Help the children and tell them how to form the line.
Input
The single line of the input contains two integers n and m (1 ≤ n, m ≤ 100), separated by a space.
Output
Print a line of n + m characters. Print on the i-th position of the line character "B", if the i-th position of your arrangement should have a boy and "G", if it should have a girl.
Of course, the number of characters "B" should equal n and the number of characters "G" should equal m. If there are multiple optimal solutions, print any of them.
Sample Input
3 3
GBGBGB
4 2
BGBGBB
Hint
In the first sample another possible answer is BGBGBG.

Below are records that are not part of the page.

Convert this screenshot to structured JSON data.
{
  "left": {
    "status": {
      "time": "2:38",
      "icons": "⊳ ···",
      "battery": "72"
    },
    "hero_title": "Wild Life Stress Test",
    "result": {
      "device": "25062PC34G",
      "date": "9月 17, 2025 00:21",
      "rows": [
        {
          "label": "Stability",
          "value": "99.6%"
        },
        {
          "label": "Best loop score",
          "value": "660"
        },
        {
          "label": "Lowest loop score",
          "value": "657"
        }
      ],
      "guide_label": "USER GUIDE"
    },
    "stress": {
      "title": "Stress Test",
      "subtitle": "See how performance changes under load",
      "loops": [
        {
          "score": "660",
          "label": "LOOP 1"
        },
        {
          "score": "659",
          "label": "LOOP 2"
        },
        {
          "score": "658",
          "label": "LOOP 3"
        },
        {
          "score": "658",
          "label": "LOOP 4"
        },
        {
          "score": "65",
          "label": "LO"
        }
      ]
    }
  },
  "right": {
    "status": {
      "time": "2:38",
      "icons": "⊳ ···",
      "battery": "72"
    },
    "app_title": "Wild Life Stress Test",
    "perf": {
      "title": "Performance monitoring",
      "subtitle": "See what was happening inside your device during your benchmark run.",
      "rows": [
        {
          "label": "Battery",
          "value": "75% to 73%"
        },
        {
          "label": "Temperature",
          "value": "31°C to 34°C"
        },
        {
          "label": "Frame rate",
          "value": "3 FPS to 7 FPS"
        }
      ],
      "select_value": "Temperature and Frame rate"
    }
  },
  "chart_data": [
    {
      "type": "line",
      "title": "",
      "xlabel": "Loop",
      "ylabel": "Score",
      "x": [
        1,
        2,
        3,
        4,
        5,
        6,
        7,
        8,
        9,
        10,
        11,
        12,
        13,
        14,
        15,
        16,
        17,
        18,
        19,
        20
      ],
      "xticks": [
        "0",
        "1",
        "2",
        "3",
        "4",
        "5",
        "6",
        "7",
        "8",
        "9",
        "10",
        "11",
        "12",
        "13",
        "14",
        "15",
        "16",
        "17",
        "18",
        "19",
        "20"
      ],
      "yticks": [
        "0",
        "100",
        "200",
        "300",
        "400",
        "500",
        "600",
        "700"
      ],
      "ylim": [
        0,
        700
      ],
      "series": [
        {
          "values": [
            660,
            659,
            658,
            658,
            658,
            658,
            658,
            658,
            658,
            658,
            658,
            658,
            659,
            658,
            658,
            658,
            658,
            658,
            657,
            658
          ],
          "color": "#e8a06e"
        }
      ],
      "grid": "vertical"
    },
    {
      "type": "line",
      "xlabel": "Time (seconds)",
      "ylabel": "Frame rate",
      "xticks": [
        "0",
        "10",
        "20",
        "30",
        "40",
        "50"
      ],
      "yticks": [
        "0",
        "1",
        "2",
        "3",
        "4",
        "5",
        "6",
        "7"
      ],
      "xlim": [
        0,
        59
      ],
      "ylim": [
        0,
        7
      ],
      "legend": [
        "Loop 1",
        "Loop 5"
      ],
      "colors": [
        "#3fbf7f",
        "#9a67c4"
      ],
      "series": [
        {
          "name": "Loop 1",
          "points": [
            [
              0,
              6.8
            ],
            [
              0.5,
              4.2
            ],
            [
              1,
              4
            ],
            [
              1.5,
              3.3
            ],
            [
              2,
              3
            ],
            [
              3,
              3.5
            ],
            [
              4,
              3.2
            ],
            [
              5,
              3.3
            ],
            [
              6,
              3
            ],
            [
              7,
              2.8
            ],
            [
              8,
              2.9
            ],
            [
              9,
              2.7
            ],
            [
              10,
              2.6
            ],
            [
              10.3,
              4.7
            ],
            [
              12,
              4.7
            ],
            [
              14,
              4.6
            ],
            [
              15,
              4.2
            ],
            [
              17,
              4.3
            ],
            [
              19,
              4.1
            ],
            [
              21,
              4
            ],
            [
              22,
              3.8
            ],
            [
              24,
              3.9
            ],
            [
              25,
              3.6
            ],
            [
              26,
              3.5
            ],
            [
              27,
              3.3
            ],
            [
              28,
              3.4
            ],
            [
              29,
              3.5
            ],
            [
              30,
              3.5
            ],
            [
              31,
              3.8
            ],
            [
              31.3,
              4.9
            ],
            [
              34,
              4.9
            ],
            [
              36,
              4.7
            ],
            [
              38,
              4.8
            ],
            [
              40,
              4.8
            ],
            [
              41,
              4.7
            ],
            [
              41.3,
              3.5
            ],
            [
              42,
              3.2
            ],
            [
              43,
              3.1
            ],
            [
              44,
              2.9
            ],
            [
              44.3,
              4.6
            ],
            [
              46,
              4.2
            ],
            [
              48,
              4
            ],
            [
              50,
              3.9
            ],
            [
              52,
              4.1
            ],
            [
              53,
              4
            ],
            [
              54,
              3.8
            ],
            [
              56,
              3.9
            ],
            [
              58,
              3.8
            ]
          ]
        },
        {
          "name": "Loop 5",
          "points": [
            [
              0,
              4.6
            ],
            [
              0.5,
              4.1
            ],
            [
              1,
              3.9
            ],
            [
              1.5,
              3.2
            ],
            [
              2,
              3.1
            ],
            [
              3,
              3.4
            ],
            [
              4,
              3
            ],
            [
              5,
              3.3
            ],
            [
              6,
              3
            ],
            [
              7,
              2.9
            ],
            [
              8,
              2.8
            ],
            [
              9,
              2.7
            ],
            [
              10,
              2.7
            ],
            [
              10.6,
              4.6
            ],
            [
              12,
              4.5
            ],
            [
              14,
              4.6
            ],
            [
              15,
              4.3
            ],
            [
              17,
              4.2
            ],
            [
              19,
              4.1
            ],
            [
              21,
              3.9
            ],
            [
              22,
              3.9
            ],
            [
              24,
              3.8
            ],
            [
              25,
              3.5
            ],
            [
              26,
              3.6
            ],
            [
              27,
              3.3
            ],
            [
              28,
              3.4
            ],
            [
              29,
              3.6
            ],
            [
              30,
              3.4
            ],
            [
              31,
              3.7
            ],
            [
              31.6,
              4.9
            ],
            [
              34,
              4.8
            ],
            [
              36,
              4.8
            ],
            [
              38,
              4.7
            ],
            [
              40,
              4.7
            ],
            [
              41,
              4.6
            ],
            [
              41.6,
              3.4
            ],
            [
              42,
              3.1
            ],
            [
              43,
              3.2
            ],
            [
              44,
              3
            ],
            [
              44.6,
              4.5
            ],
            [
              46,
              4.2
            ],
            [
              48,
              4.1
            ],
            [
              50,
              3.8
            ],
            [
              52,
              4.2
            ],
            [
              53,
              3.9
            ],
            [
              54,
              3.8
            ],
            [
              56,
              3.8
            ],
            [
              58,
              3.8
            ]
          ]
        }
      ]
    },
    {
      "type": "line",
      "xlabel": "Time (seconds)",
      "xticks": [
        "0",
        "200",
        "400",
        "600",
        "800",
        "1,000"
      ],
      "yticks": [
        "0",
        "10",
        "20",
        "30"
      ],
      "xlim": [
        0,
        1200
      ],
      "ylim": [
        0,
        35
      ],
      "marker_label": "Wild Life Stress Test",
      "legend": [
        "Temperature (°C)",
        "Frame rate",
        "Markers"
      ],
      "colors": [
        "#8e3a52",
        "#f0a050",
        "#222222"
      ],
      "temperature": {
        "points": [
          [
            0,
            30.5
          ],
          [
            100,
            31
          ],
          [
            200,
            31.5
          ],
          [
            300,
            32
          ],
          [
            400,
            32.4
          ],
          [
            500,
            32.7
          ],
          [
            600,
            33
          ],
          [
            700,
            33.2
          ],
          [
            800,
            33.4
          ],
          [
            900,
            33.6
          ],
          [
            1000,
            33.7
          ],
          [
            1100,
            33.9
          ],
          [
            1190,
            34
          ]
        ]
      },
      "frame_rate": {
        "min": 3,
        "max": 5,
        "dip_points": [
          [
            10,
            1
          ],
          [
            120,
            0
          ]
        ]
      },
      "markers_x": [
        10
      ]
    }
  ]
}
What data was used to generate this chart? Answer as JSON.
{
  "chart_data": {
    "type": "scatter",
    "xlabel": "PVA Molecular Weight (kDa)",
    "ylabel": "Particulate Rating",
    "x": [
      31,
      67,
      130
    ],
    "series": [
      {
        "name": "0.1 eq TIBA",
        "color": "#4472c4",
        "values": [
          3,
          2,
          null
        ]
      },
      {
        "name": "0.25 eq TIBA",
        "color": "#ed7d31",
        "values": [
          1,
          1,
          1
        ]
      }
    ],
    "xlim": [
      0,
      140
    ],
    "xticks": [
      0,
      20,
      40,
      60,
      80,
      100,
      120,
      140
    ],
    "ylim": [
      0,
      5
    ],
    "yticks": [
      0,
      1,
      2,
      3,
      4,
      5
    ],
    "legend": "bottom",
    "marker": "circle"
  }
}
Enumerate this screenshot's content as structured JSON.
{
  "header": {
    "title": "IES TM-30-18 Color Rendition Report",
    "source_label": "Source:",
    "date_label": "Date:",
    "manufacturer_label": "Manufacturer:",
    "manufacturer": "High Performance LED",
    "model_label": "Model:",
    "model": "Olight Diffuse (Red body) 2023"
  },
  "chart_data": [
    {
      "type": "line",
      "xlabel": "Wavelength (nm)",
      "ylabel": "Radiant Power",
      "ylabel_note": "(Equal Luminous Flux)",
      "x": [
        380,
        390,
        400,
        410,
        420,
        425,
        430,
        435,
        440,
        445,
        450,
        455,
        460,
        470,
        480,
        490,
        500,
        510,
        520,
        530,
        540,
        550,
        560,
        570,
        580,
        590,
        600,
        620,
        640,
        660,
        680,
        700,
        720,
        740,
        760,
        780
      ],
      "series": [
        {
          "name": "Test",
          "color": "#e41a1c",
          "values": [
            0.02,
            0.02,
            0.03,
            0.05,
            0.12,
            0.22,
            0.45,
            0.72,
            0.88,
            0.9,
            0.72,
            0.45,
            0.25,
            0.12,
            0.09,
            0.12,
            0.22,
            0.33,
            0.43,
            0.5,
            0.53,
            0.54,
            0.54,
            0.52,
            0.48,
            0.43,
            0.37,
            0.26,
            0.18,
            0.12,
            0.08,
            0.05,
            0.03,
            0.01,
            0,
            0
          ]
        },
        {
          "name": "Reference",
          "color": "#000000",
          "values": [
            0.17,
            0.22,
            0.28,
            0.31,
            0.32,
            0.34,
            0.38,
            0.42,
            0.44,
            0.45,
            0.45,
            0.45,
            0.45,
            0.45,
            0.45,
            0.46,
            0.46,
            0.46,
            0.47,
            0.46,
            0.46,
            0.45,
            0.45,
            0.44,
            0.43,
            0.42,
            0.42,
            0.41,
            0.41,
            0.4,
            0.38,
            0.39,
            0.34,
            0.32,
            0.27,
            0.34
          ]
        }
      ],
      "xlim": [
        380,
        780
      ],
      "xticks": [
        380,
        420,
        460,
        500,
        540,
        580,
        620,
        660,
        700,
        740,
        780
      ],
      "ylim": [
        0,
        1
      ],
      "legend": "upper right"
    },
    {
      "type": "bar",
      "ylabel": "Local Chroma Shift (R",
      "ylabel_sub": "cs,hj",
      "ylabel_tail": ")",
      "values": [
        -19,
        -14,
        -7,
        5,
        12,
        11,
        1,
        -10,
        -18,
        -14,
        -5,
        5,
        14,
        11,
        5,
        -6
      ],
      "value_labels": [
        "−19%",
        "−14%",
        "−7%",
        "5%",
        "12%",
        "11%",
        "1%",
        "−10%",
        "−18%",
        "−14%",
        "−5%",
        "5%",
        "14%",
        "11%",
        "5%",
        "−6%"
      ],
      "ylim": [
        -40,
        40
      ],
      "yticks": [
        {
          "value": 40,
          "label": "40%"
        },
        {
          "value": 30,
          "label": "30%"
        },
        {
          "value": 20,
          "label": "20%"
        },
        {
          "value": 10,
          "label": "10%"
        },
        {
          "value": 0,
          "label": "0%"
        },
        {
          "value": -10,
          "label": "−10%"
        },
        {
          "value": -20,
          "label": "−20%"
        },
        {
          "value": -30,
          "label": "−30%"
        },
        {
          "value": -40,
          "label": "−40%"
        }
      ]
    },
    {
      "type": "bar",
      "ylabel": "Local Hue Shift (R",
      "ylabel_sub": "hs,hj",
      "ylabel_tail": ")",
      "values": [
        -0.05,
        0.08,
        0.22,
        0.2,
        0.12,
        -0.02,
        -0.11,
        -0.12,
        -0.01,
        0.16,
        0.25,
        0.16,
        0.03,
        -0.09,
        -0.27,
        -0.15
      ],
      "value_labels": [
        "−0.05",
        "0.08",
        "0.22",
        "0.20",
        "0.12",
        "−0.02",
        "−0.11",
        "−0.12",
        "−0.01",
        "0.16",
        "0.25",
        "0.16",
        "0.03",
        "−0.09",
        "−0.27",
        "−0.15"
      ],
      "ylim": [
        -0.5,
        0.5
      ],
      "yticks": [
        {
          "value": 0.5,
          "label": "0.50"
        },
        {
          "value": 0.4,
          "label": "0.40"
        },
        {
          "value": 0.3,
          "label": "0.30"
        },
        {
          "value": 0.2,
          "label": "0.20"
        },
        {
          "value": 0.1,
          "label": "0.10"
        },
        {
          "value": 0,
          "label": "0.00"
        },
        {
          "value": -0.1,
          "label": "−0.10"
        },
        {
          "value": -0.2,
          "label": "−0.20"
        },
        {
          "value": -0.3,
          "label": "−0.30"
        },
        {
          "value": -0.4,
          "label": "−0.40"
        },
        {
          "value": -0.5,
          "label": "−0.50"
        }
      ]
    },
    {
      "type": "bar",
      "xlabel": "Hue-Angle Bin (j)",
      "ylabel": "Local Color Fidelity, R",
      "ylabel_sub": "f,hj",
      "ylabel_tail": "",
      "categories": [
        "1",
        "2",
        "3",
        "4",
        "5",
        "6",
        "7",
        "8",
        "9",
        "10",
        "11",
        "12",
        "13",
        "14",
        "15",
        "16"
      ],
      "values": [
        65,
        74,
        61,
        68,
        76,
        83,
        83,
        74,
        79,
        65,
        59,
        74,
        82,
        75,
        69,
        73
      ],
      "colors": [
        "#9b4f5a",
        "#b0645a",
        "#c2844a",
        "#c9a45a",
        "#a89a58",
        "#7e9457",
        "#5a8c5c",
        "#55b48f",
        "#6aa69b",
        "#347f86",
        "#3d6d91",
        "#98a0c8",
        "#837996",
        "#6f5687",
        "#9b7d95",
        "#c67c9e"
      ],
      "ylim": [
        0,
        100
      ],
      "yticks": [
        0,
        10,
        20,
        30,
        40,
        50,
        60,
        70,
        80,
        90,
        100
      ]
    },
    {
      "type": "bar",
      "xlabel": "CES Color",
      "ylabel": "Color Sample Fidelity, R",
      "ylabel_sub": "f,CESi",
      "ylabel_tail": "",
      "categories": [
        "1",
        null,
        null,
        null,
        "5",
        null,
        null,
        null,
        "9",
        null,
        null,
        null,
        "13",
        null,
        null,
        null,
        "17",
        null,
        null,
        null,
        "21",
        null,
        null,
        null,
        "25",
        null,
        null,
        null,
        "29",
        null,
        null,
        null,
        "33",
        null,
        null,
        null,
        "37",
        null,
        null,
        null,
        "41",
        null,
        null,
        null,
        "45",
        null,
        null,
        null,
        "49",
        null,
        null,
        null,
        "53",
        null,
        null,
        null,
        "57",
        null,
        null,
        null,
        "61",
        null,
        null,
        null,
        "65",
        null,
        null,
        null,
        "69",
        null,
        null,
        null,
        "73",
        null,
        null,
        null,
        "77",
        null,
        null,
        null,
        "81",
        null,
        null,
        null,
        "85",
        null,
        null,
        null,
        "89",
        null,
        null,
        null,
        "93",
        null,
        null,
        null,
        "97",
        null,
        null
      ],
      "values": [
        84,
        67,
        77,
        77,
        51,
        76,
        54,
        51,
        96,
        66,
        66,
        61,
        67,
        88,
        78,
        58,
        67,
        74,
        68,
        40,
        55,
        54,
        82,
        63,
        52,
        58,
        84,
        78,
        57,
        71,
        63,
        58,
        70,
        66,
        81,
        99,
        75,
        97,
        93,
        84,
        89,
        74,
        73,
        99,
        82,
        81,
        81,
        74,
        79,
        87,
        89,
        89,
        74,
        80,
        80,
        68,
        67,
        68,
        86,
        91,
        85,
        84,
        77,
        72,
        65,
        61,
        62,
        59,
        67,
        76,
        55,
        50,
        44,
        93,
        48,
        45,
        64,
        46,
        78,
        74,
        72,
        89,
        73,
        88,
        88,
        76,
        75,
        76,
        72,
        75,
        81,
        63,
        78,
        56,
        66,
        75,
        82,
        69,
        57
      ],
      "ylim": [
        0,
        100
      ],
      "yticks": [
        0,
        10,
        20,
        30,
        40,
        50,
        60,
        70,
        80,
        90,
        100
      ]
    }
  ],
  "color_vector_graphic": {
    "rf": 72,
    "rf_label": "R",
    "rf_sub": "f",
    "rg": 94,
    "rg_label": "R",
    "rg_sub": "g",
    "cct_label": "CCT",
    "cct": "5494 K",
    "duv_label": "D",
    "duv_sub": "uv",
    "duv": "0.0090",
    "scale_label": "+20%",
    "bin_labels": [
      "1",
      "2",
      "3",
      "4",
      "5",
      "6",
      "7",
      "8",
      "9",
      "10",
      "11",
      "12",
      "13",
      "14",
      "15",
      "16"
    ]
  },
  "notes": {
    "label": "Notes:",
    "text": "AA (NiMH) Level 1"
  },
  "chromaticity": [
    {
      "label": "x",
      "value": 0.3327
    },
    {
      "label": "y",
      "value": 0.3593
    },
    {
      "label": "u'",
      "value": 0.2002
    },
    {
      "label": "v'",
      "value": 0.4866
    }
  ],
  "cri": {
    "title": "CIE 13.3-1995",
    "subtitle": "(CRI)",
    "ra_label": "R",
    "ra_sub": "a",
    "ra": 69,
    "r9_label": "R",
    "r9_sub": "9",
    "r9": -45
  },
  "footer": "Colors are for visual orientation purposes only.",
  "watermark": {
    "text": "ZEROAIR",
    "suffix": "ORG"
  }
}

In the second sample answer BBGBGB is also optimal.
题意:有N个男的M个女的站成一排,输出男女相邻的数量最大的排列方式。
水题。。。
#include<stdio.h>
#include<queue>
#include<cstring>
#include<iostream>
#include<cmath>
#include<algorithm>
#include<assert.h>
#include<stdlib.h>
#include<time.h>
#include<stack>
#include<vector>
#include<map>
#include<set>
#include<fstream>
#define pi acos(-1.0)
#define INF 0x3f3f3f3f
#define debug printf("---------------\n");
using namespace std;
int main()
{
freopen("input.txt", "r", stdin);
freopen("output.txt", "w", stdout);
int n,m;
scanf("%d%d",&n,&m);
if(n>m)
{
while(n||m)
{
if(n)
{
printf("B");
n--;
}
if(m)
{
printf("G");
m--;
}
}
}
else
{
while(n||m)
{
if(m)
{
printf("G");
m--;
}
if(n)
{
printf("B");
n--;
}
}
}
return 0;
}